Bojang a souligné que les attaques de dimanche rappellent vingt ans de répression brutale des médias, notant que le modus operandi de ce gouvernement porte la marque des tactiques utilisées par l'ancien gouvernement dans son mépris de la liberté de la presse et de l'Etat de droit.

 

"En tant que syndicat, nous avons engagé les services d'un avocat. Nos instructions sont très claires : obtenir la libération des journalistes détenus et engager une action civile contre l'État sur les questions liées à cette arrestation et à cette détention devant tout tribunal compétent pour les présider".

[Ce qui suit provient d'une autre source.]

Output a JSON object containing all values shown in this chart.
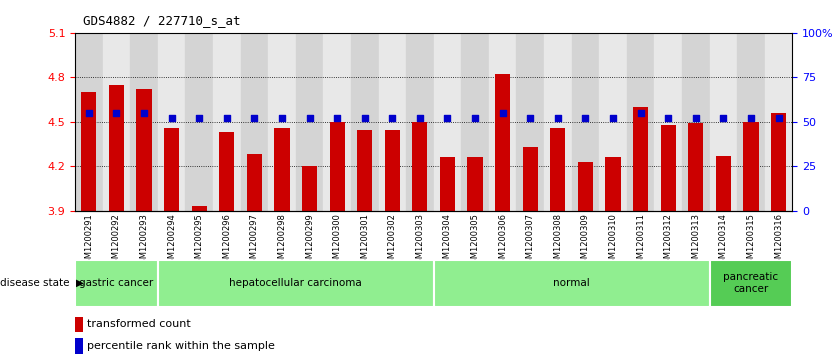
{
  "title": "GDS4882 / 227710_s_at",
  "samples": [
    "GSM1200291",
    "GSM1200292",
    "GSM1200293",
    "GSM1200294",
    "GSM1200295",
    "GSM1200296",
    "GSM1200297",
    "GSM1200298",
    "GSM1200299",
    "GSM1200300",
    "GSM1200301",
    "GSM1200302",
    "GSM1200303",
    "GSM1200304",
    "GSM1200305",
    "GSM1200306",
    "GSM1200307",
    "GSM1200308",
    "GSM1200309",
    "GSM1200310",
    "GSM1200311",
    "GSM1200312",
    "GSM1200313",
    "GSM1200314",
    "GSM1200315",
    "GSM1200316"
  ],
  "bar_values": [
    4.7,
    4.75,
    4.72,
    4.46,
    3.93,
    4.43,
    4.28,
    4.46,
    4.2,
    4.5,
    4.44,
    4.44,
    4.5,
    4.26,
    4.26,
    4.82,
    4.33,
    4.46,
    4.23,
    4.26,
    4.6,
    4.48,
    4.49,
    4.27,
    4.5,
    4.56
  ],
  "percentile_values": [
    55,
    55,
    55,
    52,
    52,
    52,
    52,
    52,
    52,
    52,
    52,
    52,
    52,
    52,
    52,
    55,
    52,
    52,
    52,
    52,
    55,
    52,
    52,
    52,
    52,
    52
  ],
  "disease_groups": [
    {
      "label": "gastric cancer",
      "start": 0,
      "end": 2,
      "color": "#90EE90"
    },
    {
      "label": "hepatocellular carcinoma",
      "start": 3,
      "end": 12,
      "color": "#90EE90"
    },
    {
      "label": "normal",
      "start": 13,
      "end": 22,
      "color": "#90EE90"
    },
    {
      "label": "pancreatic\ncancer",
      "start": 23,
      "end": 25,
      "color": "#55CC55"
    }
  ],
  "ylim_left": [
    3.9,
    5.1
  ],
  "ylim_right": [
    0,
    100
  ],
  "bar_color": "#CC0000",
  "dot_color": "#0000CC",
  "bar_bottom": 3.9,
  "yticks_left": [
    3.9,
    4.2,
    4.5,
    4.8,
    5.1
  ],
  "yticks_right": [
    0,
    25,
    50,
    75,
    100
  ],
  "grid_values": [
    4.2,
    4.5,
    4.8
  ],
  "xtick_bg_even": "#d4d4d4",
  "xtick_bg_odd": "#e8e8e8"
}
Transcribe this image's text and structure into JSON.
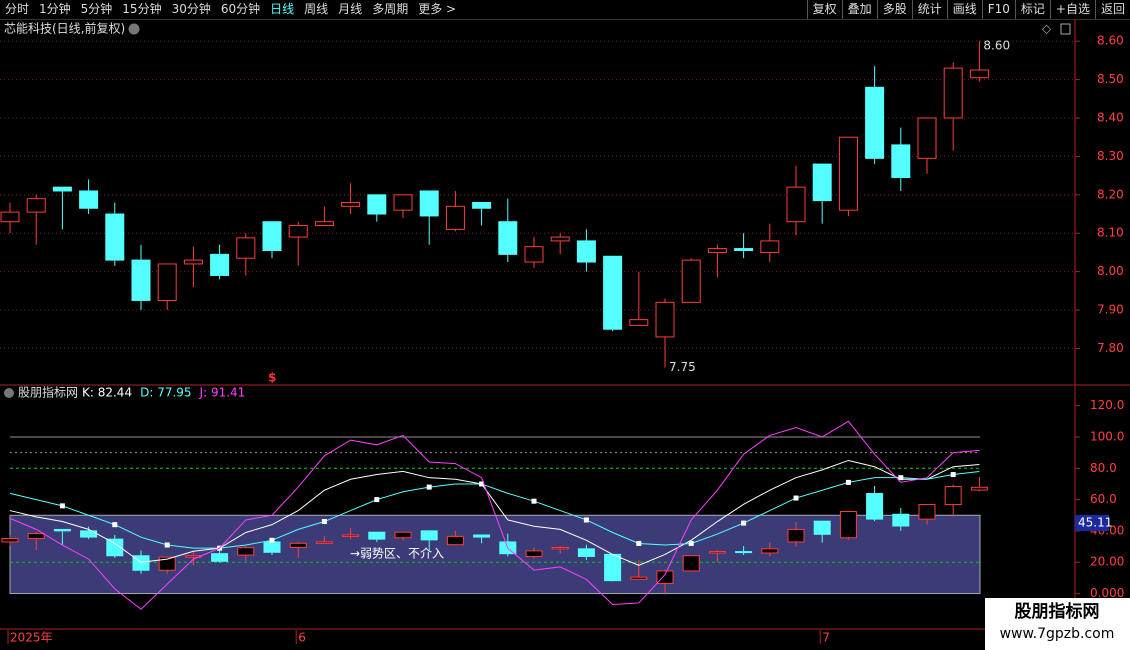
{
  "toolbar": {
    "left": [
      "分时",
      "1分钟",
      "5分钟",
      "15分钟",
      "30分钟",
      "60分钟",
      "日线",
      "周线",
      "月线",
      "多周期",
      "更多 >"
    ],
    "active": "日线",
    "right": [
      "复权",
      "叠加",
      "多股",
      "统计",
      "画线",
      "F10",
      "标记",
      "+自选",
      "返回"
    ]
  },
  "chart_data": [
    {
      "type": "candlestick",
      "title": "芯能科技(日线,前复权)",
      "signal": "$",
      "categories": [
        "2025年",
        null,
        null,
        null,
        null,
        null,
        null,
        null,
        null,
        null,
        null,
        "6",
        null,
        null,
        null,
        null,
        null,
        null,
        null,
        null,
        null,
        null,
        null,
        null,
        null,
        null,
        null,
        null,
        null,
        null,
        null,
        "7",
        null,
        null,
        null,
        null,
        null,
        null
      ],
      "open": [
        8.13,
        8.155,
        8.22,
        8.21,
        8.15,
        8.03,
        7.925,
        8.02,
        8.045,
        8.035,
        8.13,
        8.09,
        8.12,
        8.17,
        8.2,
        8.16,
        8.21,
        8.11,
        8.18,
        8.13,
        8.025,
        8.08,
        8.08,
        8.04,
        7.86,
        7.83,
        7.92,
        8.05,
        8.06,
        8.05,
        8.13,
        8.28,
        8.16,
        8.48,
        8.33,
        8.295,
        8.4,
        8.505
      ],
      "high": [
        8.18,
        8.2,
        8.22,
        8.24,
        8.18,
        8.07,
        8.02,
        8.065,
        8.07,
        8.1,
        8.13,
        8.13,
        8.17,
        8.23,
        8.2,
        8.2,
        8.21,
        8.21,
        8.18,
        8.19,
        8.09,
        8.1,
        8.11,
        8.04,
        8.0,
        7.93,
        8.035,
        8.07,
        8.1,
        8.125,
        8.275,
        8.28,
        8.35,
        8.535,
        8.375,
        8.4,
        8.545,
        8.6
      ],
      "low": [
        8.1,
        8.07,
        8.11,
        8.15,
        8.015,
        7.9,
        7.9,
        7.96,
        7.98,
        7.99,
        8.035,
        8.015,
        8.12,
        8.15,
        8.13,
        8.14,
        8.07,
        8.105,
        8.12,
        8.025,
        8.01,
        8.045,
        8.0,
        7.845,
        7.86,
        7.75,
        7.92,
        7.985,
        8.035,
        8.025,
        8.095,
        8.125,
        8.145,
        8.28,
        8.21,
        8.255,
        8.315,
        8.495
      ],
      "close": [
        8.155,
        8.19,
        8.21,
        8.165,
        8.03,
        7.925,
        8.02,
        8.03,
        7.99,
        8.088,
        8.055,
        8.12,
        8.13,
        8.18,
        8.15,
        8.2,
        8.145,
        8.17,
        8.165,
        8.045,
        8.065,
        8.09,
        8.025,
        7.85,
        7.875,
        7.92,
        8.03,
        8.06,
        8.055,
        8.08,
        8.22,
        8.185,
        8.35,
        8.295,
        8.245,
        8.4,
        8.53,
        8.525
      ],
      "up_color": "#ff3c3c",
      "down_color": "#54ffff",
      "annotations": [
        {
          "label": "8.60",
          "value": 8.6,
          "of": "high"
        },
        {
          "label": "7.75",
          "value": 7.75,
          "of": "low"
        }
      ],
      "ylim": [
        7.71,
        8.65
      ],
      "yticks": [
        {
          "value": 8.6,
          "label": "8.60"
        },
        {
          "value": 8.5,
          "label": "8.50"
        },
        {
          "value": 8.4,
          "label": "8.40"
        },
        {
          "value": 8.3,
          "label": "8.30"
        },
        {
          "value": 8.2,
          "label": "8.20"
        },
        {
          "value": 8.1,
          "label": "8.10"
        },
        {
          "value": 8.0,
          "label": "8.00"
        },
        {
          "value": 7.9,
          "label": "7.90"
        },
        {
          "value": 7.8,
          "label": "7.80"
        }
      ],
      "grid": true
    },
    {
      "type": "line",
      "title": "股朋指标网",
      "legend": [
        {
          "label": "K: 82.44",
          "color": "#ffffff"
        },
        {
          "label": "D: 77.95",
          "color": "#54ffff"
        },
        {
          "label": "J: 91.41",
          "color": "#ff40ff"
        }
      ],
      "series": [
        {
          "color": "#ffffff",
          "values": [
            53,
            49,
            46,
            41,
            32,
            20,
            22,
            27,
            29,
            39,
            44,
            53,
            66,
            73,
            76,
            78,
            74,
            73,
            70,
            47,
            43,
            41,
            34,
            25,
            18,
            25,
            34,
            46,
            57,
            66,
            74,
            79,
            85,
            81,
            73,
            73,
            81,
            82.44
          ]
        },
        {
          "color": "#54ffff",
          "markers": true,
          "values": [
            64,
            60,
            56,
            50,
            44,
            36,
            31,
            29,
            29,
            31,
            34,
            41,
            46,
            53,
            60,
            65,
            68,
            70,
            70,
            64,
            59,
            53,
            47,
            39,
            32,
            31,
            32,
            38,
            45,
            53,
            61,
            66,
            71,
            74,
            74,
            73,
            76,
            77.95
          ]
        },
        {
          "color": "#ff40ff",
          "values": [
            48,
            41,
            31,
            22,
            3,
            -10,
            6,
            22,
            29,
            47,
            50,
            68,
            88,
            98,
            95,
            101,
            84,
            83,
            74,
            29,
            15,
            17,
            9,
            -7,
            -6,
            12,
            47,
            66,
            89,
            101,
            106,
            100,
            110,
            89,
            71,
            74,
            90,
            91.41
          ]
        }
      ],
      "zone": {
        "from": 0,
        "to": 50,
        "label": "→弱势区、不介入",
        "color": "#3b3b78"
      },
      "hlines": [
        {
          "value": 100,
          "color": "#909090",
          "dash": "none"
        },
        {
          "value": 90,
          "color": "#909090",
          "dash": "2 3"
        },
        {
          "value": 80,
          "color": "#00d000",
          "dash": "3 3"
        },
        {
          "value": 20,
          "color": "#00d000",
          "dash": "3 3"
        }
      ],
      "current": 45.11,
      "ylim": [
        -22,
        130
      ],
      "yticks": [
        {
          "value": 120,
          "label": "120.0"
        },
        {
          "value": 100,
          "label": "100.0"
        },
        {
          "value": 80,
          "label": "80.0"
        },
        {
          "value": 60,
          "label": "60.0"
        },
        {
          "value": 40,
          "label": "40.00"
        },
        {
          "value": 20,
          "label": "20.00"
        },
        {
          "value": 0,
          "label": "0.000"
        }
      ]
    }
  ],
  "watermark": {
    "title": "股朋指标网",
    "url": "www.7gpzb.com"
  }
}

Il a ajouté : "Bien qu'il ne soit pas de notre ressort de commenter le fond du débat sur le mandat du président et les différends qui en découlent, nous demandons au gouvernement de lancer une enquête indépendante sur les troubles et d'agir de manière juste".

 

Bojang a ajouté "qu’il ne fait aucun doute que la façon dont toute cette question des "3 ans de Jotna" a été traitée, et la lourdeur de la sécurité, compromet, bafoue le processus de justice transitionnelle et de nos réformes démocratiques en cours".

  

Il a demandé au gouvernement de libérer immédiatement les journalistes et de lever l'interdiction des deux stations de radio.